Principal Component Analysis

Balloon Fiesta at Albuquerque, NM. Some rights reserved.

Balloon Fiesta at Albuquerque, NM. Some rights reserved.

My notes about Principal Component Analysis (PCA)

What is PCA used for?

Dimensionality reduction.

How does PCA work?

PCA determines the directions along which the variance of the data is high. These directions are principle components.

Normally, two ways are used to do PCA, which are Covariance matrix eigendecomposition and Singular Value Decomposition. I’ll talk about them separately below.

Covariance Matrix Eigendecomposition

aka EVD (Eigen Value Decomposition)

How to find the directions with largest variance?

Get eigenvectors matrix and eigenvalues, choose the r eigenvectors with the first r largest eigenvalues. Mathematically, These r eigenvectors are principle components.

But why eigenvectors have the largest variance?

First, PCA does not change the data, it just changes the way we look at these data points.
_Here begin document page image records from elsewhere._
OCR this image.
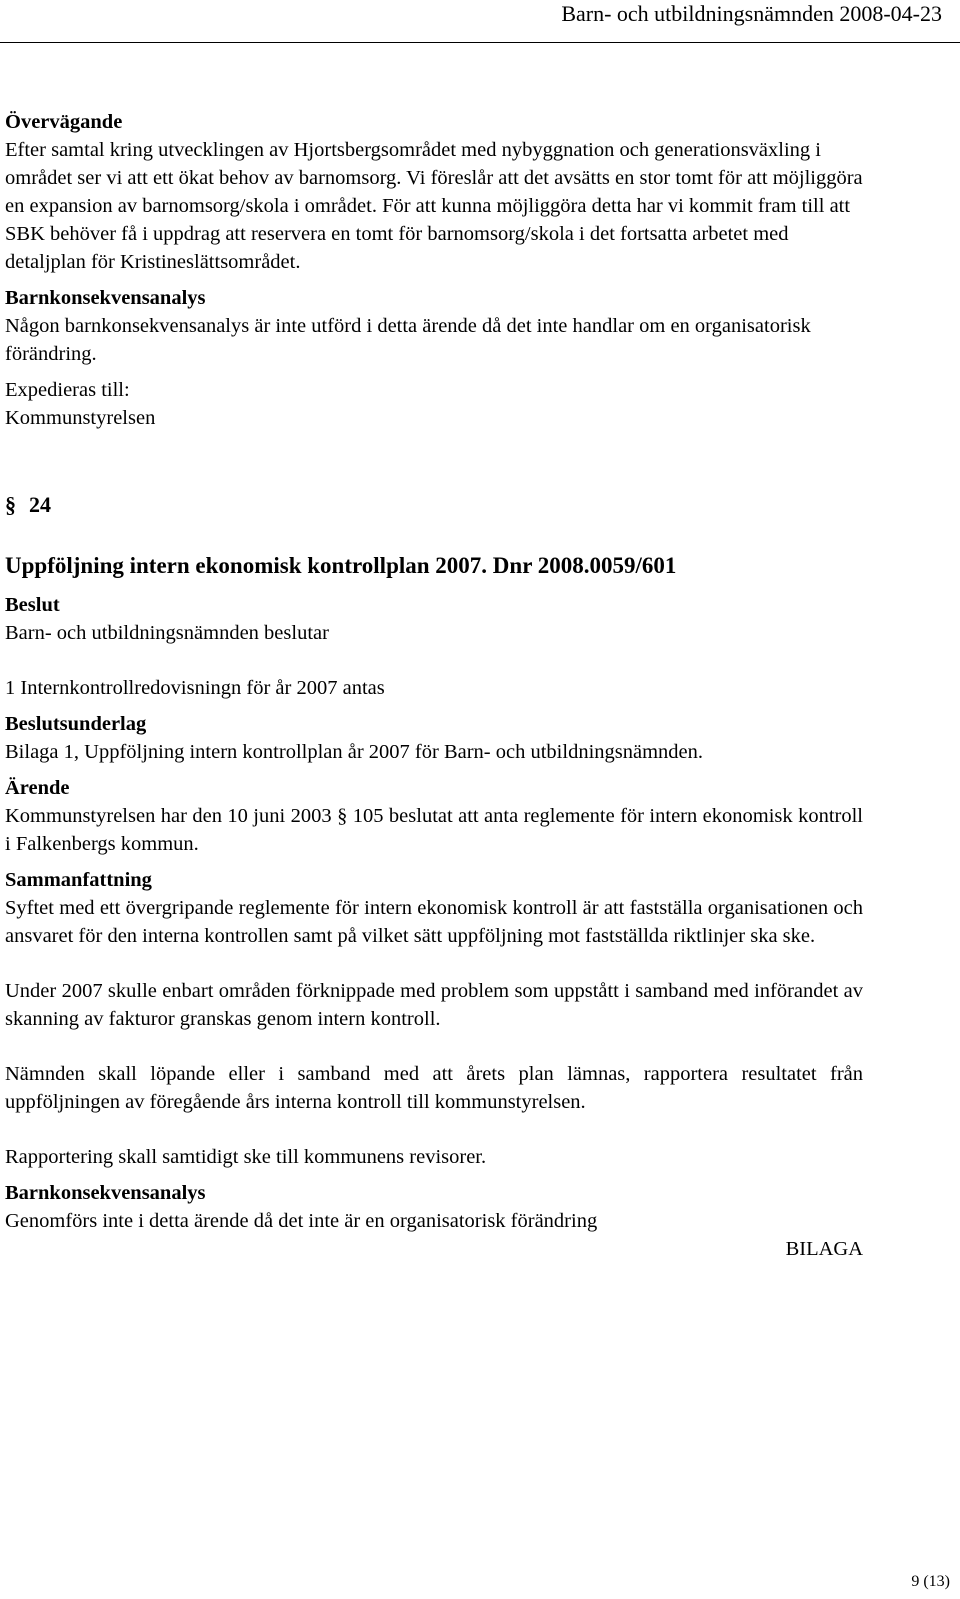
Barn- och utbildningsnämnden 2008-04-23

Övervägande

Efter samtal kring utvecklingen av Hjortsbergsområdet med nybyggnation och generationsväxling i området ser vi att ett ökat behov av barnomsorg. Vi föreslår att det avsätts en stor tomt för att möjliggöra en expansion av barnomsorg/skola i området. För att kunna möjliggöra detta har vi kommit fram till att SBK behöver få i uppdrag att reservera en tomt för barnomsorg/skola i det fortsatta arbetet med detaljplan för Kristineslättsområdet.

Barnkonsekvensanalys

Någon barnkonsekvensanalys är inte utförd i detta ärende då det inte handlar om en organisatorisk förändring.

Expedieras till:

Kommunstyrelsen

§ 24

Uppföljning intern ekonomisk kontrollplan 2007. Dnr 2008.0059/601

Beslut

Barn- och utbildningsnämnden beslutar

1 Internkontrollredovisningn för år 2007 antas

Beslutsunderlag

Bilaga 1, Uppföljning intern kontrollplan år 2007 för Barn- och utbildningsnämnden.

Ärende

Kommunstyrelsen har den 10 juni 2003 § 105 beslutat att anta reglemente för intern ekonomisk kontroll i Falkenbergs kommun.

Sammanfattning

Syftet med ett övergripande reglemente för intern ekonomisk kontroll är att fastställa organisationen och ansvaret för den interna kontrollen samt på vilket sätt uppföljning mot fastställda riktlinjer ska ske.

Under 2007 skulle enbart områden förknippade med problem som uppstått i samband med införandet av skanning av fakturor granskas genom intern kontroll.

Nämnden skall löpande eller i samband med att årets plan lämnas, rapportera resultatet från uppföljningen av föregående års interna kontroll till kommunstyrelsen.

Rapportering skall samtidigt ske till kommunens revisorer.

Barnkonsekvensanalys

Genomförs inte i detta ärende då det inte är en organisatorisk förändring

BILAGA

9 (13)
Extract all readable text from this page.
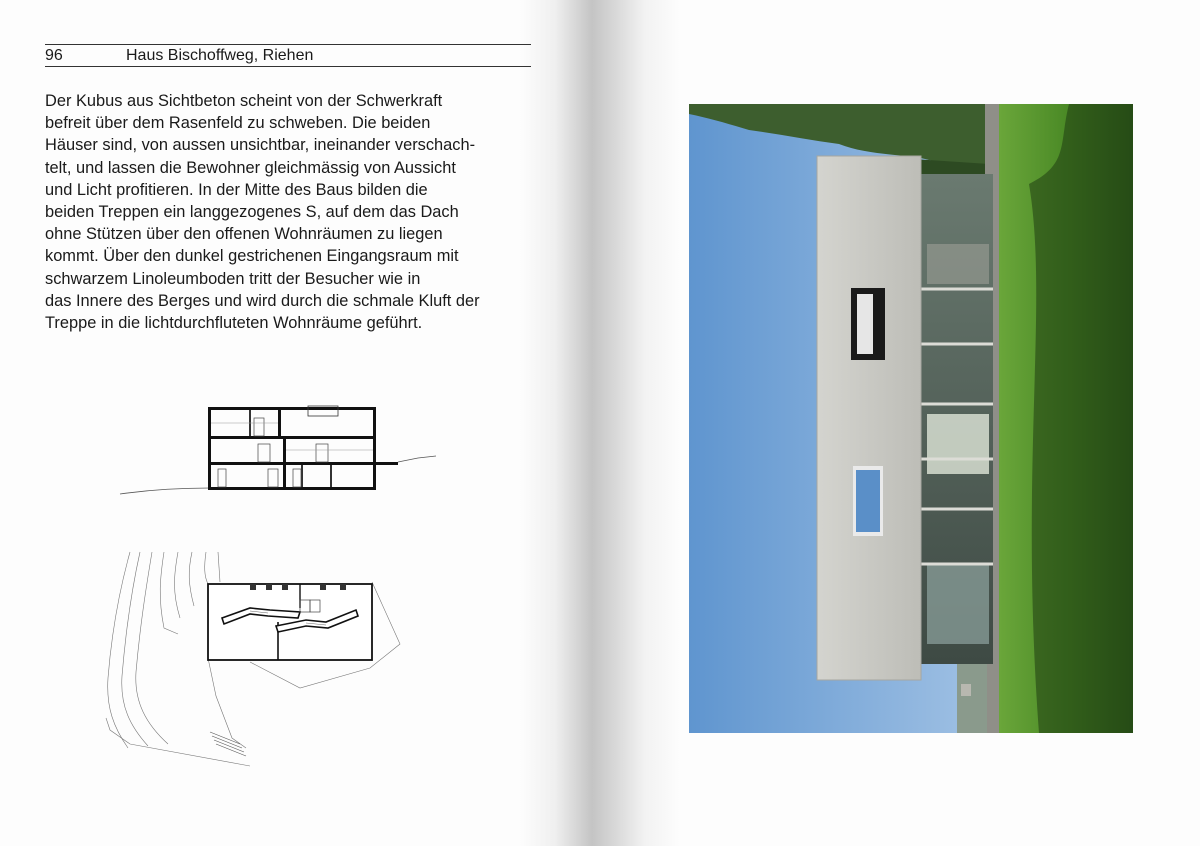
96	Haus Bischoffweg, Riehen
Der Kubus aus Sichtbeton scheint von der Schwerkraft
befreit über dem Rasenfeld zu schweben. Die beiden
Häuser sind, von aussen unsichtbar, ineinander verschach-
telt, und lassen die Bewohner gleichmässig von Aussicht
und Licht profitieren. In der Mitte des Baus bilden die
beiden Treppen ein langgezogenes S, auf dem das Dach
ohne Stützen über den offenen Wohnräumen zu liegen
kommt. Über den dunkel gestrichenen Eingangsraum mit
schwarzem Linoleumboden tritt der Besucher wie in
das Innere des Berges und wird durch die schmale Kluft der
Treppe in die lichtdurchfluteten Wohnräume geführt.
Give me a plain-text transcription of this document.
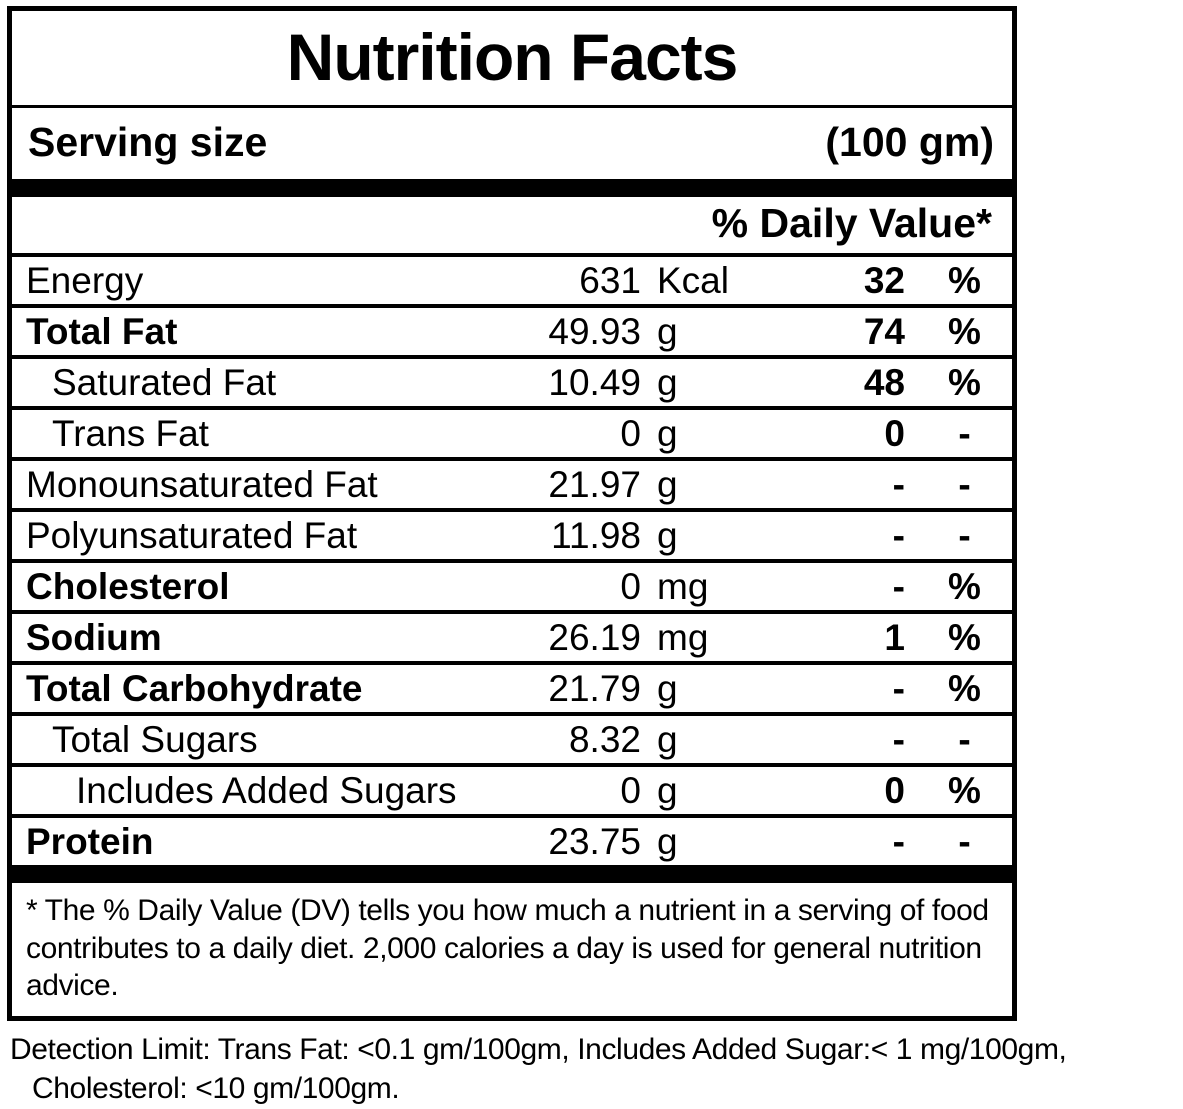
Nutrition Facts
Serving size	(100 gm)
% Daily Value*
Energy	631 Kcal	32	%
Total Fat	49.93 g	74	%
Saturated Fat	10.49 g	48	%
Trans Fat	0 g	0	-
Monounsaturated Fat	21.97 g	-	-
Polyunsaturated Fat	11.98 g	-	-
Cholesterol	0 mg	-	%
Sodium	26.19 mg	1	%
Total Carbohydrate	21.79 g	-	%
Total Sugars	8.32 g	-	-
Includes Added Sugars	0 g	0	%
Protein	23.75 g	-	-
* The % Daily Value (DV) tells you how much a nutrient in a serving of food contributes to a daily diet. 2,000 calories a day is used for general nutrition advice.
Detection Limit: Trans Fat: <0.1 gm/100gm, Includes Added Sugar:< 1 mg/100gm,
Cholesterol: <10 gm/100gm.
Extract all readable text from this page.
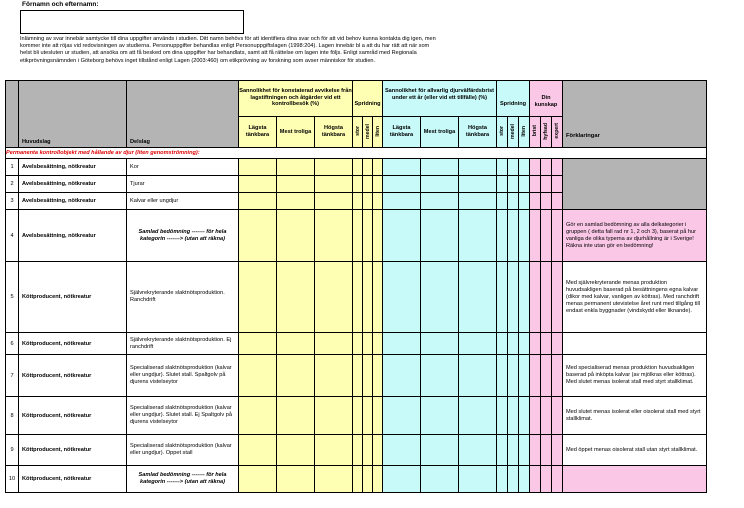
Förnamn och efternamn:
Inlämning av svar innebär samtycke till dina uppgifter används i studien. Ditt namn behövs för att identifiera dina svar och för att vid behov kunna kontakta dig igen, men kommer inte att röjas vid redovisningen av studierna. Personuppgifter behandlas enligt Personuppgiftslagen (1998:204). Lagen innebär bl a att du har rätt att när som helst bli utesluten ur studien, att ansöka om att få besked om dina uppgifter har behandlats, samt att få rättelse om lagen inte följs. Enligt samråd med Regionala etikprövningsnämnden i Göteborg behövs inget tillstånd enligt Lagen (2003:460) om etikprövning av forskning som avser människor för studien.
	Huvudslag	Delslag	Sannolikhet för konstaterad avvikelse från lagstiftningen och åtgärder vid ett kontrollbesök (%)			Spridning			Sannolikhet för allvarlig djurvälfärdsbrist under ett år (eller vid ett tillfälle) (%)			Spridning			Din kunskap			Förklaringar
			Lägsta tänkbara	Mest troliga	Högsta tänkbara	stor	medel	liten	Lägsta tänkbara	Mest troliga	Högsta tänkbara	stor	medel	liten	brist	hyfsad	expert	
Permanenta kontrollobjekt med hållande av djur (liten genomströmning):																		
1	Avelsbesättning, nötkreatur	Kor																
2	Avelsbesättning, nötkreatur	Tjurar																
3	Avelsbesättning, nötkreatur	Kalvar eller ungdjur																
4	Avelsbesättning, nötkreatur	Samlad bedömning ------- för hela kategorin -------> (utan att räkna)																Gör en samlad bedömning av alla delkategorier i gruppen ( detta fall rad nr 1, 2 och 3), baserat på hur vanliga de olika typerna av djurhållning är i Sverige! Räkna inte utan gör en bedömning!
5	Köttproducent, nötkreatur	Självrekryterande slaktnötsproduktion. Ranchdrift																Med självrekryterande menas produktion huvudsakligen baserad på besättningens egna kalvar (dikor med kalvar, vanligen av köttras). Med ranchdrift menas permanent utevistelse året runt med tillgång till endast enkla byggnader (vindskydd eller liknande).
6	Köttproducent, nötkreatur	Självrekryterande slaktnötsproduktion. Ej ranchdrift																
7	Köttproducent, nötkreatur	Specialiserad slaktnötsproduktion (kalvar eller ungdjur). Slutet stall. Spaltgolv på djurens vistelseytor																Med specialiserad menas produktion huvudsakligen baserad på inköpta kalvar (av mjölkras eller köttras). Med slutet menas isolerat stall med styrt stallklimat.
8	Köttproducent, nötkreatur	Specialiserad slaktnötsproduktion (kalvar eller ungdjur). Slutet stall. Ej Spaltgolv på djurens vistelseytor																Med slutet menas isolerat eller oisolerat stall med styrt stallklimat.
9	Köttproducent, nötkreatur	Specialiserad slaktnötsproduktion (kalvar eller ungdjur). Oppet stall																Med öppet menas oisolerat stall utan styrt stallklimat.
10	Köttproducent, nötkreatur	Samlad bedömning ------- för hela kategorin -------> (utan att räkna)																
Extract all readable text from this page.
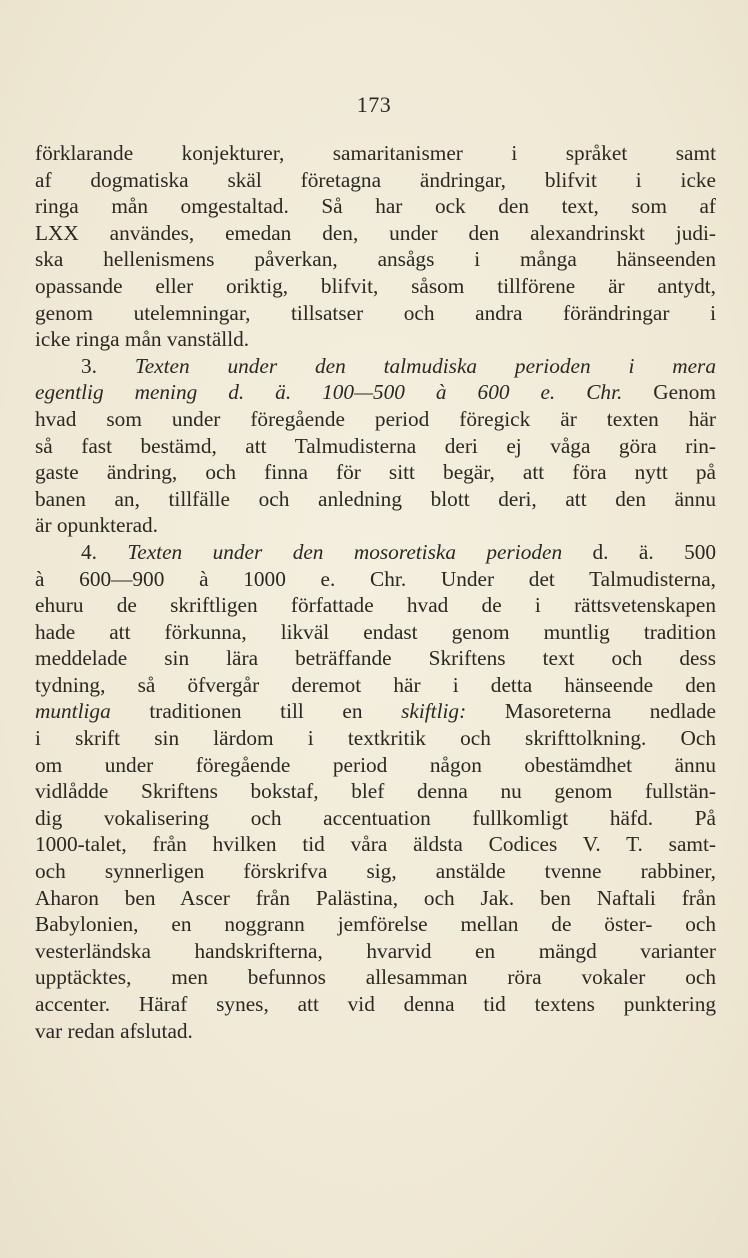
173
förklarande konjekturer, samaritanismer i språket samt
af dogmatiska skäl företagna ändringar, blifvit i icke
ringa mån omgestaltad. Så har ock den text, som af
LXX användes, emedan den, under den alexandrinskt judi-
ska hellenismens påverkan, ansågs i många hänseenden
opassande eller oriktig, blifvit, såsom tillförene är antydt,
genom utelemningar, tillsatser och andra förändringar i
icke ringa mån vanställd.
3. Texten under den talmudiska perioden i mera
egentlig mening d. ä. 100—500 à 600 e. Chr. Genom
hvad som under föregående period föregick är texten här
så fast bestämd, att Talmudisterna deri ej våga göra rin-
gaste ändring, och finna för sitt begär, att föra nytt på
banen an, tillfälle och anledning blott deri, att den ännu
är opunkterad.
4. Texten under den mosoretiska perioden d. ä. 500
à 600—900 à 1000 e. Chr. Under det Talmudisterna,
ehuru de skriftligen författade hvad de i rättsvetenskapen
hade att förkunna, likväl endast genom muntlig tradition
meddelade sin lära beträffande Skriftens text och dess
tydning, så öfvergår deremot här i detta hänseende den
muntliga traditionen till en skiftlig: Masoreterna nedlade
i skrift sin lärdom i textkritik och skrifttolkning. Och
om under föregående period någon obestämdhet ännu
vidlådde Skriftens bokstaf, blef denna nu genom fullstän-
dig vokalisering och accentuation fullkomligt häfd. På
1000-talet, från hvilken tid våra äldsta Codices V. T. samt-
och synnerligen förskrifva sig, anstälde tvenne rabbiner,
Aharon ben Ascer från Palästina, och Jak. ben Naftali från
Babylonien, en noggrann jemförelse mellan de öster- och
vesterländska handskrifterna, hvarvid en mängd varianter
upptäcktes, men befunnos allesamman röra vokaler och
accenter. Häraf synes, att vid denna tid textens punktering
var redan afslutad.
Because the eigenvectors of the covariance matrix are orthogonal to each other, we just re-base the coordinates by changing basis vectors.

Let’s say covariance of original dataset is Σ. For a normalized unit vector u, the data points projection along this vector are uᵀxᵢ. It’s not hard to find the variance of the data points projection is uᵀΣu, which we want to maximize.

Maximizing any function of the form uᵀΣu can be formulated as a so called Rayleigh Quotient. The maximum of such a Rayleigh Quotient is obtained by setting u equal to the largest eigenvector of matrix Σ. For more details, check out “Rayleigh Quotient”, Page 2 in this paper.

That’s how Eigenvalues and Eigenvectors come into play.

How to get eigenvectors and eigenvalues?

Because covariance matrix is a symmetric matrix, eigenvectors of this matrix are orthogonal and we can take advantage of the equation Ax=λx, in which A is the square matrix, x is eigenvectors and λ is eigenvalues. To calculate eigenvectors and eigenvalues, use det(λI−A)=0.

Singular Value Decomposition (SVD)

This method is more popular.

Why SVD makes sense?

SVD states that any (not need to be square) matrix X can be factorized as X ≈ UᵣΣᵣVᵣᵀ. U(left singular value) and V(right singular value) are orthogonal matrices with orthonormal eigenvectors chosen from XXᵀ and XᵀX respectively. Σ is a diagonal matrix with r elements in descending order equal to the square root of the eigenvalues of XXᵀ or XᵀX. We call such element “Singular Value”.

XᵀX and XXᵀ are square matrices. We can diagonalize such square matrix by decomposing it into eigenvectors matrix, the diagonal matrix constructed from the corresponding eigenvalues, and eigenvectors matrix inverse.

In this way, we can take XᵀX ≈ (UᵣΣᵣVᵣᵀ)ᵀ (UᵣΣᵣVᵣᵀ) = VᵣΣᵣ²Vᵣᵀ and XXᵀ ≈ (UᵣΣᵣVᵣᵀ) (UᵣΣᵣVᵣᵀ)ᵀ = UᵣΣᵣ²Uᵣᵀ, XᵀXV = Σ²V and XXᵀU = Σ²U. Thus computing the U, V and Σ of X yields the PCA of X. To Keep r principle components, calculate Xᵣ = Σ₁U₁V₁ᵀ + ... + ΣᵣUᵣVᵣᵀ.

Why is SVD fast?

Assume matrix is m x n. For Eigenvalue Decomposition, the complexity of covariance matrix computation is O(mn²).The complexity of eigendecomposition is O(m³). So the total cost is O(mn² + n³). For SVD, The complexity for SVD is in O(min(mn²,m^²)).

Other faster algorithms for computing the SVD

Randomized Matrix Approximation and Nyström method.